Muddy Sake by Kathleen Hellen

Tired of cherry, tired of this world, I sit facing muddy sake and black rice. Matsuo Bashō

 

they’ll never love you
my mother said

sipping from the warrior’s o-choko
the wine served best when heated, sipped 

the rice hauled up in nets, like fish, from fields
for generations

wine the poets tend
like ritual, rice

in handfuls, rolled and fanned, sniffed
vatted—perhaps
over-nurtured

my mother said
as sure as snow will fall again
in Sudo Honke

no milk stops at our doorstep
no pyramid of pap
no wholesomeness three sizes bigger, fatter 

who were these half-calf kids
who schooled me in belonging? 

what’s 2 percent
of fitting in? 


Born in Tokyo, half Japanese, Kathleen Hellen has won prizes from the H.O.W. Journal, Washington Square Review, and Washington Writers’ Publishing House for her collection Umberto’s Night.
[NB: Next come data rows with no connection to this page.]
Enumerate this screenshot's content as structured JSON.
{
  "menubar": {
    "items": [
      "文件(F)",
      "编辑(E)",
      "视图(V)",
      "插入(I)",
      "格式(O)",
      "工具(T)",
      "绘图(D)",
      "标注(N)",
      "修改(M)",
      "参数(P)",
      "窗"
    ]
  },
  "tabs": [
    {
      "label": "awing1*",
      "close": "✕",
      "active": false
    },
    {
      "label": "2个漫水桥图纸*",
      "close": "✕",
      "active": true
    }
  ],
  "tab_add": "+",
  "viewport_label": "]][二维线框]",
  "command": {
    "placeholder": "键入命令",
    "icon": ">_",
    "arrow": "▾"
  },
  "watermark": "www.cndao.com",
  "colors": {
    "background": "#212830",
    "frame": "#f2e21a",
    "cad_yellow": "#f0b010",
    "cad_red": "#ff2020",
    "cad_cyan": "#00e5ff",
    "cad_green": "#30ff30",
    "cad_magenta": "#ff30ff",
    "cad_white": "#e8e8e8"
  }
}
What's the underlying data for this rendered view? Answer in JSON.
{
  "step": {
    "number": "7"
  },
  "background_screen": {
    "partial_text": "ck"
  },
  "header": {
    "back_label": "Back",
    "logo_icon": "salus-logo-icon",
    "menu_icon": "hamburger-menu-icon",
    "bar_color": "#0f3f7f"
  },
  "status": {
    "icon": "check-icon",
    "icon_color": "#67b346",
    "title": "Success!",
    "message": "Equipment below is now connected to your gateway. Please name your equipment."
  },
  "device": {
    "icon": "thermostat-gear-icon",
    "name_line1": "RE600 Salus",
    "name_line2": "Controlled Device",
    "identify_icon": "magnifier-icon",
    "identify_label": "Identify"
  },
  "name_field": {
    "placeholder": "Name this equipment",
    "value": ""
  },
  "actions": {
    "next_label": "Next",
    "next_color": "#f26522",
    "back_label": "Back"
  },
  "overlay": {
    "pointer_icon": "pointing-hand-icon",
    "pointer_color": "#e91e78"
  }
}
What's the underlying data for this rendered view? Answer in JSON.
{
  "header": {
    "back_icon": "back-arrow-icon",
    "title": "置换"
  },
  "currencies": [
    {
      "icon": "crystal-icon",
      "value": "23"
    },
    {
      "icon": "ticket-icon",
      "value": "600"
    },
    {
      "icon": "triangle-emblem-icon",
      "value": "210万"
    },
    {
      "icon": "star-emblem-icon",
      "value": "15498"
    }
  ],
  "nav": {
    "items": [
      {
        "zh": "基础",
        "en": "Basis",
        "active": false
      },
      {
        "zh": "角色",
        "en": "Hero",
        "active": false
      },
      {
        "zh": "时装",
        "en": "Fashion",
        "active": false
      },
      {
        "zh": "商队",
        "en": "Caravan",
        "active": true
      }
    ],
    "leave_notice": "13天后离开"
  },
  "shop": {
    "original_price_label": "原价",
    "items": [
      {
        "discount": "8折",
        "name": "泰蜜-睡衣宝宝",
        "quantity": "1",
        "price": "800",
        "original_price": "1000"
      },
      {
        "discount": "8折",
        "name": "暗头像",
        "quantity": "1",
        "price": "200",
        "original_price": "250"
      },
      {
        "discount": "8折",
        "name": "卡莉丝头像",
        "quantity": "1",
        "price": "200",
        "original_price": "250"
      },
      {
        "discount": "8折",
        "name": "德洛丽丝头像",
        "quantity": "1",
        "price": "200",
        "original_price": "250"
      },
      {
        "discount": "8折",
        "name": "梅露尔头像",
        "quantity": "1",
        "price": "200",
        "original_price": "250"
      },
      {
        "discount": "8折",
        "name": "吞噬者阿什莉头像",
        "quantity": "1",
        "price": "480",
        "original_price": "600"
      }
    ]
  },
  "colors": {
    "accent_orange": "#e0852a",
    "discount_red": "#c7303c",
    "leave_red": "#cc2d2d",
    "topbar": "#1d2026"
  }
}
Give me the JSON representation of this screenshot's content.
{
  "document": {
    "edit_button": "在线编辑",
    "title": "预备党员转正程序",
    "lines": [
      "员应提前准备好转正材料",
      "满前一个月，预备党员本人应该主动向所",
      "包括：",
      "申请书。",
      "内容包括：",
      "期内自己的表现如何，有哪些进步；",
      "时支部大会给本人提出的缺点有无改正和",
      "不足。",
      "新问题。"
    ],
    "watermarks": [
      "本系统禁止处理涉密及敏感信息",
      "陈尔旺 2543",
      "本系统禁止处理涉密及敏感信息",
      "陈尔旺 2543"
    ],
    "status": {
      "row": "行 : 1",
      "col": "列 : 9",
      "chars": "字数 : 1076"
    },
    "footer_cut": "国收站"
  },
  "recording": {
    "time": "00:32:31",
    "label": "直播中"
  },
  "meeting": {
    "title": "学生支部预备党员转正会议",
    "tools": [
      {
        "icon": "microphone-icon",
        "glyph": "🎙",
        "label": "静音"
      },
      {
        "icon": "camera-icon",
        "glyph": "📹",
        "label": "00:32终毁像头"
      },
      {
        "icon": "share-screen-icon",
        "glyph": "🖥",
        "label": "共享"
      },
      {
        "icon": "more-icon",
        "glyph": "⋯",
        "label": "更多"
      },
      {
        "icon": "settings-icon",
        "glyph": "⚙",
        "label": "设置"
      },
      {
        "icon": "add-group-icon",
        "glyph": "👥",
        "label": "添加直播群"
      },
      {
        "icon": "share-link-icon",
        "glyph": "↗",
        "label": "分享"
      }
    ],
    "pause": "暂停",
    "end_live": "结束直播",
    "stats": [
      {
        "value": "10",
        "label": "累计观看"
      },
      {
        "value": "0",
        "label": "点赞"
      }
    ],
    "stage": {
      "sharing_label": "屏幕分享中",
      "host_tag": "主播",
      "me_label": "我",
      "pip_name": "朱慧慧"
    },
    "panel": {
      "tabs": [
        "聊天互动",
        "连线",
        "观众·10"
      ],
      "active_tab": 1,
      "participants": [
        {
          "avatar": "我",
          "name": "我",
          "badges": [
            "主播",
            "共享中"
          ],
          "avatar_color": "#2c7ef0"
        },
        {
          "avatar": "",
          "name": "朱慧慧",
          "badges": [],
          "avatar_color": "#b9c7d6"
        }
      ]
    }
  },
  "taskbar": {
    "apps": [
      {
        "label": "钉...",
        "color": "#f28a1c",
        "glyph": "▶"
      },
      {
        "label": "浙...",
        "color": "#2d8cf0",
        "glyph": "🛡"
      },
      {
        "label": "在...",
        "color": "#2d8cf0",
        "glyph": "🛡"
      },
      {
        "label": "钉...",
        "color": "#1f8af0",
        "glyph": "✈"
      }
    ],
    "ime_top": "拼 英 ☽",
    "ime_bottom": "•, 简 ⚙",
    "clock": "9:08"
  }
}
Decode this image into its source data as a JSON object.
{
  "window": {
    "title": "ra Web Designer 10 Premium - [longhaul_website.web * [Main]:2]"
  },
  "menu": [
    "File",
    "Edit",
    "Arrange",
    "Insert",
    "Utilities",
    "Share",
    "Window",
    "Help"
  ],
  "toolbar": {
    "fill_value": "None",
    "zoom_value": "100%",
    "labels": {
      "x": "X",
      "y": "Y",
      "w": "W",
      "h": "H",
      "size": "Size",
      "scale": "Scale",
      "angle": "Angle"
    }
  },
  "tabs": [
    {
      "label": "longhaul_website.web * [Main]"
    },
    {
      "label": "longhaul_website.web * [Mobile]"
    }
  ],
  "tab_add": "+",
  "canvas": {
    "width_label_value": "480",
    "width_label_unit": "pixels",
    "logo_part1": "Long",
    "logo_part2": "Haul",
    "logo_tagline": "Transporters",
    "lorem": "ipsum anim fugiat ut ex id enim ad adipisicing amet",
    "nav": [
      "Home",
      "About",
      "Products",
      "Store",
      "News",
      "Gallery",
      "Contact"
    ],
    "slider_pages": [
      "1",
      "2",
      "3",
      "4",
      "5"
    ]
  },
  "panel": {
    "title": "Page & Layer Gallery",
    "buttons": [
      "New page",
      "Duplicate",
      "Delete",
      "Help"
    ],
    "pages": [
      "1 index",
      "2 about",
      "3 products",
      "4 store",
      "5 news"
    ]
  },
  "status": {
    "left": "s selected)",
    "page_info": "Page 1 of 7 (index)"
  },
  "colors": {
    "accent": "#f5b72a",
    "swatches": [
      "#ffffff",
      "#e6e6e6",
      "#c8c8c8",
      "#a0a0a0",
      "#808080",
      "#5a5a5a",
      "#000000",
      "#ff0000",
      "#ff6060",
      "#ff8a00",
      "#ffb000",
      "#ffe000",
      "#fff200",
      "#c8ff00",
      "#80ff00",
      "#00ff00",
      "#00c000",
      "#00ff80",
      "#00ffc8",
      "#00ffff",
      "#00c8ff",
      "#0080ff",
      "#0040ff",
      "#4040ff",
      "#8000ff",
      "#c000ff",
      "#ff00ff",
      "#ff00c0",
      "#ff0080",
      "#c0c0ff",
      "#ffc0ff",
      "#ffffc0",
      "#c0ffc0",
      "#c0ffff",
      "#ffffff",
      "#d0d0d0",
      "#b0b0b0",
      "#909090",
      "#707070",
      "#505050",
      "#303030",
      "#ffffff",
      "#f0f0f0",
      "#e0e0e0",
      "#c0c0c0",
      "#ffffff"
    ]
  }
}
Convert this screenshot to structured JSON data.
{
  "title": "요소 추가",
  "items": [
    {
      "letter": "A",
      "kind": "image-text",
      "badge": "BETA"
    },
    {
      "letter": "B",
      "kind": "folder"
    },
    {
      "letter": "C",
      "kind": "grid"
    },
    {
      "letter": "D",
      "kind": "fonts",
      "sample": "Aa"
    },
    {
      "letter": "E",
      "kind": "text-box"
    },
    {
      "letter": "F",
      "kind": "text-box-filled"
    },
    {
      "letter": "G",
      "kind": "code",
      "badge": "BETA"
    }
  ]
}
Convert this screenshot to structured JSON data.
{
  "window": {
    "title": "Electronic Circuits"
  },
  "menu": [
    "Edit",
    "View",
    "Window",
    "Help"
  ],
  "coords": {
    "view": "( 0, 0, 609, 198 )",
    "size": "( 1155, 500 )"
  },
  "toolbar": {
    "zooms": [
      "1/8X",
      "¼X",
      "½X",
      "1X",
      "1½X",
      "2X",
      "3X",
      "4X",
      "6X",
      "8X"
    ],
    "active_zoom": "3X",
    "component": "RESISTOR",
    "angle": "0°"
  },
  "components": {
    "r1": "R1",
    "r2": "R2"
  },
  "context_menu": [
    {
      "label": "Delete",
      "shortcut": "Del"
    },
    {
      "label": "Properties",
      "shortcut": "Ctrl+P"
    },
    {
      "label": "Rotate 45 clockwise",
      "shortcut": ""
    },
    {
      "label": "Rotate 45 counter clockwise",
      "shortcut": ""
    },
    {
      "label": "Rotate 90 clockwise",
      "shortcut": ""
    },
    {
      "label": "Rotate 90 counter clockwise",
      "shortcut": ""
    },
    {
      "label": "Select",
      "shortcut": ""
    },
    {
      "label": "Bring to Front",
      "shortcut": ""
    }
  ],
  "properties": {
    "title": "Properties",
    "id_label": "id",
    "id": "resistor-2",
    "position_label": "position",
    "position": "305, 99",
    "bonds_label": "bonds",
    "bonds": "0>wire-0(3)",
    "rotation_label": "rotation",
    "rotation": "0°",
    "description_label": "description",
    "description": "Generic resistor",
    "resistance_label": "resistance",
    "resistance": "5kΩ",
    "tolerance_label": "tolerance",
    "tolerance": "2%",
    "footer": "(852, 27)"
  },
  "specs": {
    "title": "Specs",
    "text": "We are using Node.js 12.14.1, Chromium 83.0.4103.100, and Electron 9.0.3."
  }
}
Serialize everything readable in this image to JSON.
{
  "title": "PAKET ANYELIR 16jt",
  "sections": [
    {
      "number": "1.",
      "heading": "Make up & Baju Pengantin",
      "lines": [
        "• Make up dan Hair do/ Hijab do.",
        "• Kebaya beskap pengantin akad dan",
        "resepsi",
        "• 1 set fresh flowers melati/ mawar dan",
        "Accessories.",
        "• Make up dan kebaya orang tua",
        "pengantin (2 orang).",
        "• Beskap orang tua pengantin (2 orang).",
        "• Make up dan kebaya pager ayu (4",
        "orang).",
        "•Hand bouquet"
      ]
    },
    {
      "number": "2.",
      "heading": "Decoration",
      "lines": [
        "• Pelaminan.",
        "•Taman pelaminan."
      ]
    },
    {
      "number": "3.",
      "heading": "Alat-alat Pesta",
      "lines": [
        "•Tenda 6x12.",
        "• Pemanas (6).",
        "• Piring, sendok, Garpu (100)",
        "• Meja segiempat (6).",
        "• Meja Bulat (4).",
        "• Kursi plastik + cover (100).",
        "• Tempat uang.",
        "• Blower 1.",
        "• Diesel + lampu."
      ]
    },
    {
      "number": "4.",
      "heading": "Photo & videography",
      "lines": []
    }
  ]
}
Hellen’s poems have appeared in Barrow Street, The Boiler, The Carolina Quarterly, Colorado Review, Evergreen Review, jubilat, The Margins, New Letters, North American Review, Poetry International, Subtropics, The Sycamore Review, Verse Daily, and West Branch, among others. Her credits include two chapbooks, The Girl Who Loved Mothra and Pentimento. Hellen’s latest poetry collection is The Only Country Was the Color of My Skin.